İSTANBUL, Türk doğal taş sanayiinin vizyonunu, çağdaş tasarımı kullanma yetkinliğini ve Türkiye mermerlerinin güzelliğini dünyaya tanıtmayı hedefleyen İstanbul Maden İhracatçıları Birliği (İMİB) ve Ege Maden İhracatçıları Birliği (EMİB), dünyanın en prestijli tasarım etkinliği olan Milano Tasarım Haftası’ndaki sergiye hazırlanıyor.

17-22 Nisan tarihleri arasında gerçekleştirilecek “Thus Spoke the Marble: The Journey Alters You” (Ve mermer dedi ki: Yol seni değiştirir) adlı sergide, aralarında Emre Arolat, Can Yalman, Ayşe Birsel ve serginin küratörlüğünü de üstlenen tasarım stüdyosu Demirden Design'ın da bulunduğu 6 farklı ülkeden dünyaca ünlü 9 tasarımcının Anadolu mermerleri ile yaptıkları tasarımlar sergilenecek.

Klasik antik çağdan günümüze kadar dört bin yıldan uzun süredir çok önemli sanat eserlerinde kullanılan Anadolu mermeri, şimdi de dünyanın en önemli tasarım etkinliklerinden Milano Tasarım Haftası’nda, etkinliğin kalbi sayılan, Superstudio Più, Art Garden’da ziyaretçilerin beğenisine sunulacak.

Milano’dan sonra İstanbul ve diğer dünya şehirlerini gezecek sergi kapsamında, Türk ve yabancı tasarımcılardan Anadolu mermerinin, mimarinin farklı platformlarında yenilikçi kullanımına referans oluşturacak eserler tasarlamaları istendi.
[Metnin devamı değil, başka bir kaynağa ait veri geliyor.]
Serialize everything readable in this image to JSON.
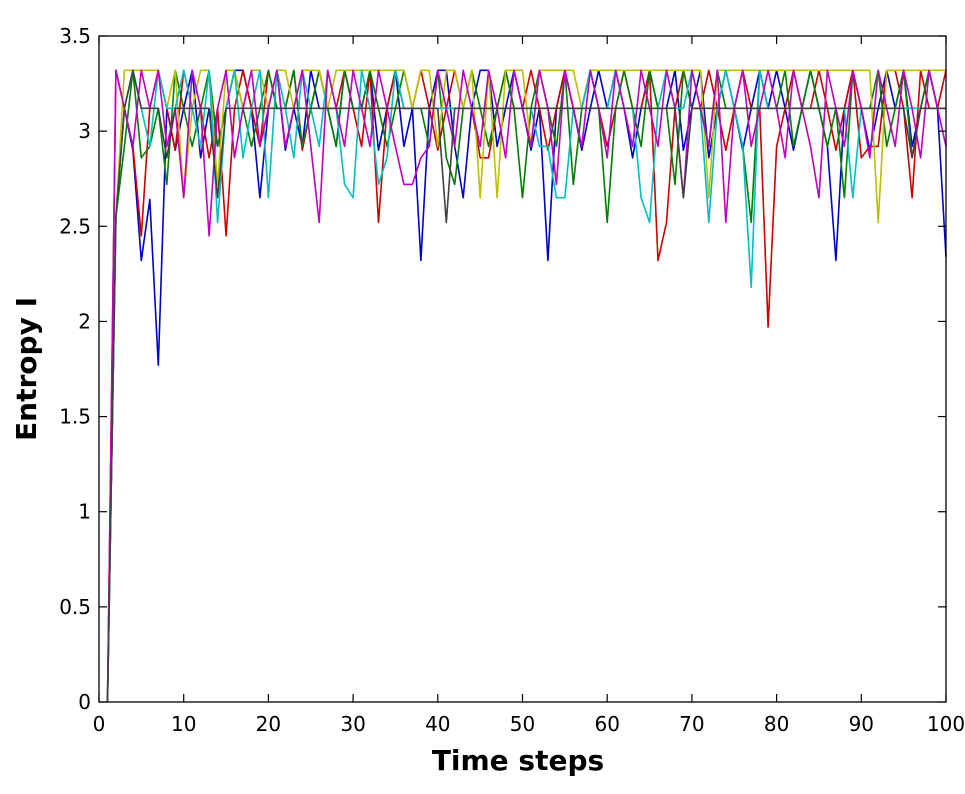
{
  "chart_data": {
    "type": "line",
    "title": "",
    "xlabel": "Time steps",
    "ylabel": "Entropy I",
    "xlim": [
      0,
      100
    ],
    "ylim": [
      0,
      3.5
    ],
    "xticks": [
      "0",
      "10",
      "20",
      "30",
      "40",
      "50",
      "60",
      "70",
      "80",
      "90",
      "100"
    ],
    "yticks": [
      "0",
      "0.5",
      "1",
      "1.5",
      "2",
      "2.5",
      "3",
      "3.5"
    ],
    "grid": false,
    "legend": "none",
    "x": [
      1,
      2,
      3,
      4,
      5,
      6,
      7,
      8,
      9,
      10,
      11,
      12,
      13,
      14,
      15,
      16,
      17,
      18,
      19,
      20,
      21,
      22,
      23,
      24,
      25,
      26,
      27,
      28,
      29,
      30,
      31,
      32,
      33,
      34,
      35,
      36,
      37,
      38,
      39,
      40,
      41,
      42,
      43,
      44,
      45,
      46,
      47,
      48,
      49,
      50,
      51,
      52,
      53,
      54,
      55,
      56,
      57,
      58,
      59,
      60,
      61,
      62,
      63,
      64,
      65,
      66,
      67,
      68,
      69,
      70,
      71,
      72,
      73,
      74,
      75,
      76,
      77,
      78,
      79,
      80,
      81,
      82,
      83,
      84,
      85,
      86,
      87,
      88,
      89,
      90,
      91,
      92,
      93,
      94,
      95,
      96,
      97,
      98,
      99,
      100
    ],
    "series": [
      {
        "color": "#0000cc",
        "values": [
          0,
          2.55,
          3.12,
          2.9,
          2.32,
          2.64,
          1.77,
          3.12,
          2.9,
          3.12,
          3.32,
          2.86,
          3.12,
          2.92,
          3.12,
          3.32,
          3.32,
          3.12,
          2.65,
          3.12,
          3.32,
          2.9,
          3.12,
          2.92,
          3.32,
          3.12,
          3.12,
          2.92,
          3.32,
          3.12,
          3.12,
          3.32,
          2.9,
          3.12,
          3.32,
          2.92,
          3.12,
          2.32,
          3.12,
          3.32,
          3.32,
          2.92,
          2.65,
          3.12,
          3.32,
          3.32,
          2.92,
          3.12,
          3.32,
          3.12,
          2.9,
          3.12,
          2.32,
          3.12,
          3.32,
          3.12,
          2.9,
          3.12,
          3.32,
          3.12,
          3.32,
          3.12,
          2.86,
          3.12,
          3.32,
          3.12,
          3.12,
          3.32,
          2.9,
          3.12,
          3.32,
          2.86,
          3.12,
          3.32,
          3.12,
          2.9,
          3.12,
          3.32,
          3.12,
          3.32,
          3.12,
          2.9,
          3.12,
          3.32,
          3.12,
          2.92,
          2.32,
          3.12,
          3.32,
          3.12,
          2.9,
          3.12,
          3.32,
          3.12,
          3.32,
          2.92,
          3.12,
          3.32,
          3.12,
          2.34
        ]
      },
      {
        "color": "#cc0000",
        "values": [
          0,
          3.32,
          3.12,
          2.92,
          2.45,
          3.12,
          3.32,
          3.12,
          2.9,
          3.32,
          3.12,
          3.12,
          2.86,
          3.12,
          2.45,
          3.12,
          3.32,
          3.12,
          2.92,
          3.32,
          3.12,
          3.12,
          3.32,
          2.9,
          3.12,
          3.32,
          3.12,
          3.12,
          3.32,
          3.12,
          2.92,
          3.32,
          2.52,
          3.12,
          3.32,
          3.12,
          3.12,
          3.32,
          3.12,
          2.9,
          3.12,
          3.32,
          3.12,
          3.12,
          2.86,
          2.86,
          3.12,
          3.32,
          3.12,
          3.12,
          3.32,
          3.12,
          2.9,
          3.12,
          3.32,
          3.12,
          3.12,
          3.32,
          3.12,
          2.92,
          3.12,
          3.32,
          3.12,
          3.12,
          3.32,
          2.32,
          2.52,
          3.12,
          3.32,
          3.12,
          3.12,
          3.32,
          3.12,
          2.9,
          3.12,
          3.32,
          3.12,
          3.12,
          1.97,
          2.92,
          3.12,
          3.32,
          3.12,
          3.12,
          3.32,
          3.12,
          2.9,
          3.12,
          3.32,
          2.86,
          2.92,
          2.92,
          3.32,
          3.32,
          3.12,
          2.65,
          3.32,
          3.12,
          3.12,
          3.32
        ]
      },
      {
        "color": "#007f00",
        "values": [
          0,
          2.55,
          2.92,
          3.32,
          2.86,
          2.92,
          3.12,
          2.72,
          3.32,
          3.12,
          2.92,
          3.12,
          3.32,
          2.92,
          3.12,
          3.32,
          3.12,
          2.92,
          3.12,
          3.32,
          3.12,
          3.12,
          3.32,
          2.92,
          3.12,
          3.32,
          3.12,
          2.92,
          3.32,
          3.12,
          3.12,
          3.32,
          3.12,
          2.92,
          3.12,
          3.32,
          3.12,
          3.12,
          2.92,
          3.32,
          2.86,
          2.72,
          3.12,
          3.32,
          3.12,
          2.92,
          3.12,
          3.32,
          3.12,
          2.65,
          3.12,
          3.32,
          3.12,
          2.92,
          3.32,
          2.72,
          3.12,
          3.32,
          3.12,
          2.52,
          3.12,
          3.32,
          3.12,
          2.92,
          3.32,
          3.12,
          3.12,
          2.72,
          3.32,
          3.12,
          3.12,
          2.92,
          3.32,
          3.12,
          3.12,
          2.92,
          2.52,
          3.32,
          3.12,
          3.12,
          3.32,
          2.92,
          3.12,
          3.32,
          3.12,
          2.92,
          3.12,
          2.65,
          3.32,
          3.12,
          3.12,
          3.32,
          2.92,
          3.12,
          3.32,
          2.86,
          3.12,
          3.32,
          3.12,
          3.12
        ]
      },
      {
        "color": "#bfbf00",
        "values": [
          0,
          2.55,
          3.32,
          3.32,
          3.32,
          3.32,
          3.32,
          3.12,
          3.32,
          2.65,
          3.12,
          3.32,
          3.32,
          2.72,
          3.32,
          3.32,
          3.12,
          3.32,
          3.32,
          3.12,
          3.32,
          3.32,
          3.12,
          3.32,
          3.32,
          3.32,
          3.12,
          3.32,
          3.32,
          3.32,
          3.32,
          3.32,
          3.32,
          3.32,
          3.32,
          3.32,
          3.12,
          3.32,
          3.32,
          2.92,
          3.32,
          3.32,
          3.12,
          3.32,
          2.65,
          3.32,
          2.65,
          3.32,
          3.32,
          3.32,
          2.92,
          3.32,
          3.32,
          3.32,
          3.32,
          3.32,
          3.12,
          3.32,
          3.32,
          3.32,
          3.32,
          3.32,
          3.32,
          3.32,
          3.32,
          3.32,
          3.32,
          3.32,
          3.32,
          3.32,
          3.32,
          2.65,
          3.32,
          3.32,
          3.32,
          3.32,
          3.32,
          3.32,
          3.32,
          3.32,
          3.32,
          3.32,
          3.32,
          3.32,
          3.32,
          3.32,
          3.32,
          3.32,
          3.32,
          3.32,
          3.32,
          2.52,
          3.32,
          3.32,
          3.32,
          3.32,
          3.32,
          3.32,
          3.32,
          3.32
        ]
      },
      {
        "color": "#00bfbf",
        "values": [
          0,
          2.55,
          3.12,
          3.32,
          3.12,
          2.92,
          3.32,
          3.12,
          3.12,
          3.32,
          3.12,
          2.92,
          3.32,
          2.52,
          3.12,
          3.32,
          2.86,
          3.12,
          3.32,
          2.65,
          3.32,
          3.12,
          2.86,
          3.32,
          3.12,
          2.92,
          3.32,
          3.12,
          2.72,
          2.65,
          3.32,
          3.12,
          2.72,
          2.86,
          3.32,
          3.12,
          3.12,
          3.12,
          3.12,
          3.12,
          3.12,
          3.12,
          3.12,
          3.12,
          3.12,
          3.12,
          3.12,
          3.12,
          3.12,
          3.12,
          3.12,
          2.92,
          2.92,
          2.65,
          2.65,
          3.12,
          3.12,
          3.32,
          3.12,
          3.12,
          3.32,
          3.12,
          3.12,
          2.65,
          2.52,
          3.12,
          3.32,
          3.12,
          3.12,
          3.32,
          3.12,
          2.52,
          3.12,
          3.32,
          3.12,
          2.92,
          2.18,
          3.32,
          3.12,
          3.12,
          3.12,
          3.12,
          3.12,
          3.12,
          3.12,
          3.12,
          3.12,
          3.12,
          2.65,
          3.12,
          3.12,
          3.12,
          3.12,
          3.12,
          3.12,
          3.12,
          3.12,
          3.12,
          3.12,
          3.12
        ]
      },
      {
        "color": "#bf00bf",
        "values": [
          0,
          3.32,
          3.12,
          2.92,
          3.32,
          3.12,
          3.32,
          2.92,
          3.12,
          2.65,
          3.32,
          3.12,
          2.45,
          3.12,
          3.32,
          2.86,
          3.12,
          3.32,
          2.92,
          3.12,
          3.32,
          2.92,
          3.12,
          3.32,
          2.92,
          2.52,
          3.32,
          3.12,
          2.92,
          3.32,
          3.12,
          2.92,
          3.32,
          3.12,
          2.92,
          2.72,
          2.72,
          2.86,
          2.92,
          3.32,
          3.12,
          2.92,
          3.32,
          3.12,
          2.92,
          3.32,
          3.12,
          2.86,
          3.32,
          3.12,
          2.92,
          3.32,
          3.12,
          2.72,
          3.32,
          3.12,
          2.92,
          3.32,
          3.12,
          2.86,
          3.32,
          3.12,
          2.92,
          3.32,
          3.12,
          2.92,
          3.32,
          3.12,
          2.65,
          3.32,
          3.12,
          2.92,
          3.32,
          2.52,
          3.12,
          3.32,
          2.92,
          3.12,
          3.32,
          3.12,
          2.86,
          3.32,
          3.12,
          2.92,
          2.65,
          3.32,
          3.12,
          2.92,
          3.32,
          3.12,
          2.86,
          3.32,
          3.12,
          2.92,
          3.32,
          3.12,
          2.86,
          3.32,
          3.12,
          2.92
        ]
      },
      {
        "color": "#404040",
        "values": [
          0,
          2.55,
          3.12,
          3.32,
          3.12,
          3.12,
          3.12,
          2.86,
          3.12,
          3.12,
          3.12,
          3.12,
          3.12,
          2.65,
          3.12,
          3.12,
          3.12,
          3.12,
          3.12,
          3.12,
          3.12,
          3.12,
          3.12,
          3.12,
          3.12,
          3.12,
          3.12,
          3.12,
          3.12,
          3.12,
          3.12,
          3.12,
          3.12,
          3.12,
          3.12,
          3.12,
          3.12,
          3.12,
          3.12,
          3.12,
          2.52,
          3.12,
          3.12,
          3.12,
          3.12,
          3.12,
          3.12,
          3.12,
          3.12,
          3.12,
          3.12,
          3.12,
          3.12,
          3.12,
          3.12,
          3.12,
          3.12,
          3.12,
          3.12,
          3.12,
          3.12,
          3.12,
          3.12,
          3.12,
          3.12,
          3.12,
          3.12,
          3.12,
          2.65,
          3.12,
          3.12,
          3.12,
          3.12,
          3.12,
          3.12,
          3.12,
          3.12,
          3.12,
          3.12,
          3.12,
          3.12,
          3.12,
          3.12,
          3.12,
          3.12,
          3.12,
          3.12,
          3.12,
          3.12,
          3.12,
          3.12,
          3.12,
          3.12,
          3.12,
          3.12,
          2.86,
          3.12,
          3.12,
          3.12,
          3.12
        ]
      }
    ]
  }
}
Sanatçılar hayat yolculuğunda yaşadığımız duygusal süreçleri tasarımlarıyla görselleştirdi. Mermerin “hikâye anlatıcı” rolünü üstlendiği sergi, Milano sonrasında ise 2014 yılına kadar, başta İstanbul olmak üzere diğer dünya şehirlerinde adından söz ettirecek. Sergilenecek olan eserlerin her biri bir hikâye anlatıyor: Örneğin, Berlin’de yaşayan mimar ve tasarımcı Werner Aisslinger’a ait ‘Mermer Kameriye’ floral formların mermer ile tekrar yorumlanması ile alternatif bir gizli bahçe ortamını oluşturuyor. Tanınmış Hollandalı tasarımcı Richard Hutten, ziyaretçileri, düş gücünden hareketle yaşamı yeniden yorumlayan polikromik mermerlerle kaplanarak yaratılmış sanat eserinin içerisinde gezinti yapmaya davet ediyor. İspanyol ikili El Ultimo Grito’nun (Rosario Hurtado ve Roberto Feo) tasarımı ise ziyaretçilerin hafif eğimli mermer üzerinde oturabileceği, uzanabileceği bir topoğrafya yaratarak, herhangi bir ufuk sınırı tanımlamadan bir peyzaj oluşturuyor.